TL;DR:
- Research-led design (102 academic papers to-date)
- eUTXO transaction model (vs. Ethereum's account-based models)
- Formal verification (related to 1.)
- Functional-language-based (Haskell-based) smart contract language and VM (Plutus vs. Solidity)
- Strong presence in emerging economies (Africa and Asia) in order to accelerate economic development and accelerate adoption
- Guarantees regarding cost and executability of a smart contract prior to deployment, avoiding unnecessary gas fees.
I'm not an expert, so don't expect this to be a complete answer. But, Cardano is being developed in the context of academia and industrial partnerships. As of writing, the developers of Cardano (and their associates) have produced 102 academic papers formalizing the mathematical behavior of blockchains, generally, and of the delegated proof of stake and extended UTXO (unspent transaction output) model that the Cardano blockchain has spearheaded.
Related is that a very large emphasis is being placed on formal verification of Cardano's source code/implementation. Formal verification is the process of using software to prove, mathematically, that a certain set of code performs exactly as its designed to. A simple example would be formal verification of a function that calculates the hypotenuse of a right triangle given the lengths of the perpendicular sides. A formal verification system would operate on the source code (not the binary output, I understand) to verify that the routine does compute (and only computes, I think?) the Pythagorean theorem and isn't a virus that you might otherwise execute on your system.
Related to the above is the development of a function programming language based on Haskell, called Plutus to be used with Cardano's smart contracts platform (also called Plutus). By contrast Ethereum's smart contract language is called Solidity and is loosely based on ECMAScript/JavaScript, Python, and C++. Functional programming languages (LISP, Scala, Haskell) are preferred in environments where algorithmic and runtime safety is paramount, since the use of functions over classes/objects ensures side-effect free programs which are unlikely to mutate in an unintended way.

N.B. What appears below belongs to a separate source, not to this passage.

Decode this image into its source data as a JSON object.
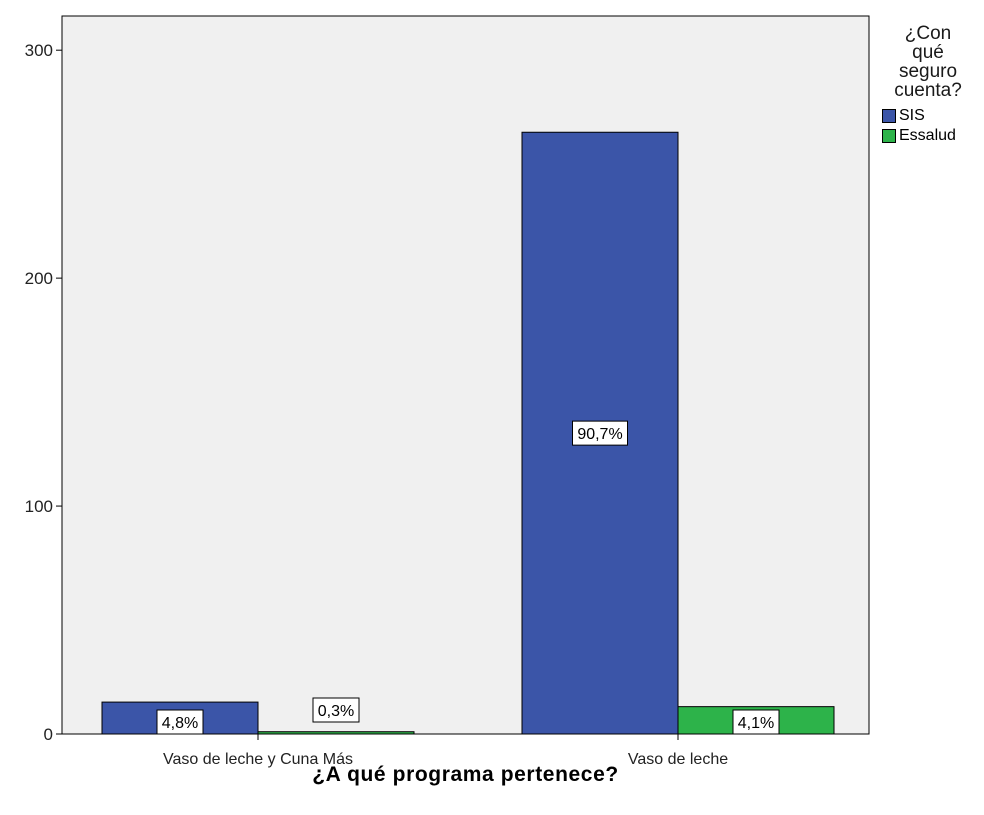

Additionally, Cardano is looking to work within a solid regulatory framework. Recently, the Cardano development company announced a partnership with the Ethiopian government to establish a decentralized identity system using the Cardano blockchain.
Cardano is also working hard in developing countries to bank the unbanked and provide loans and opportunity to historically disenfranchised communities.
Additionally, the Plutus platform includes, as a design goal, the feature that the cost to execute a smart contract is known prior to deployment (unlike Solidity) and the Plutus platform provides strong guarantees about the runtime behavior of your contract (it will either execute successfully or fail to execute, it won't fail while still incurring fees for partial execution.